If ever there was a piece of London that warranted the label of ‘forgotten’ it is surely the Hampstead Pergola. What was once a stunning example of modern grandeur and opulence is now somewhat faded with time, however, it very much remains one of the city’s undiscovered gems. If you are looking for a quiet and thoughtful place to catch your breath after a hectic tour of the city, or are seeking a spot where inspiration can come unbidden, then this is it. Though essential the pergola is nothing more exciting that a walkway that has succumbed to the vines and flowers that have laid claim to its structure. Its location, amidst stunning and often dramatic gardens, makes it a definite point of interest.
The House on the Heath
The pergola was the idea of Lord Leverhulme. He purchased a rather large and stately town house on Hampstead Heath, a house which he named ‘The Hill’. Not content with just owning the house and land that came with it, over the next few years he expanded his property, buying up the surrounding land and turning his rather grand town house into something of a legacy estate. He made the decision to build a structure on this land that would stand the test of time and remain as testament of his wealth and importance to the generations that followed him, and the idea for the pergola took shape. The pergola was to be the central attraction at the opulent garden parties yet also the place where he and his elegant Edwardian family could spend time together of an summer evening enjoying the splendour of the gardens.
In order to create a design fitting with the stature of Lord Leverhulme he employed the services of world renowned landscape architect; Thomas Mawson. Such an extravagant building required a large amount of construction materials but rather than have them transported in from what would end up being a great and very expensive distance, Mawson took advantage of his surroundings and looked to the site of the Northern Line which was being extended to Hampstead Heath at the time. The earthworks that the railways builders were doing to create the underground tunnels meant that they had a rather large surplus of earth, known as spoil, that they needed to find a place for so Mawson, seeing the advantage had the spoil shuttled across to the estate where he used it very successfully in the creation of the beautiful landscape gardens that surround ‘The Hill’.

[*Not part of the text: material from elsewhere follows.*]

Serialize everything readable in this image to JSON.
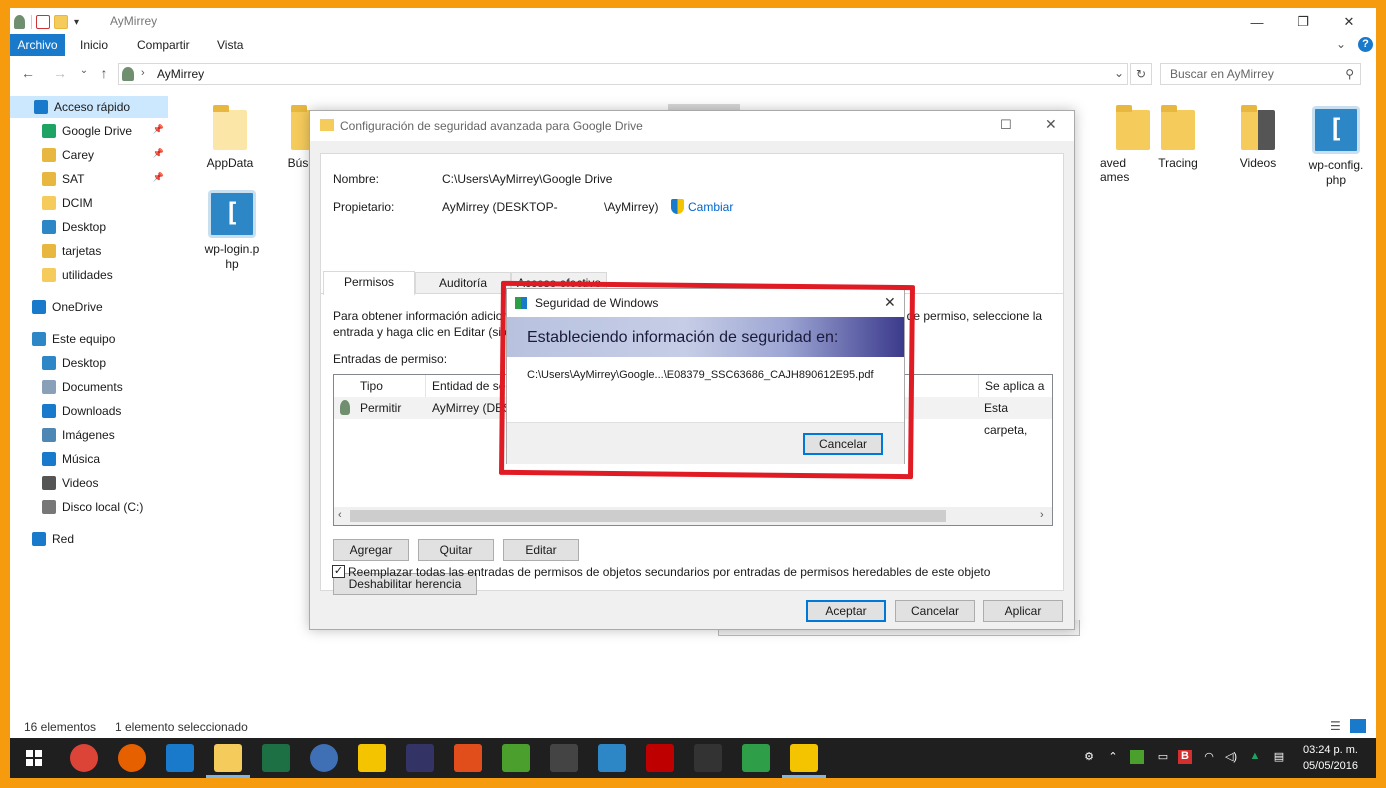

Construction of the Pergola was fairly rapid, only taking a year and was completed in 1906. However as more land was bought up and the gardens expanded the pergola was extended to suit its larger surroundings both in 1911 and 1925. Sadly after the death of Lord Leverhulme the pergola was not maintained and fell into disrepair and today stands a mere shell of its former self. However the once opulent walkways have been filled with something else over time, atmosphere and a sense or eeriness that is hard to define.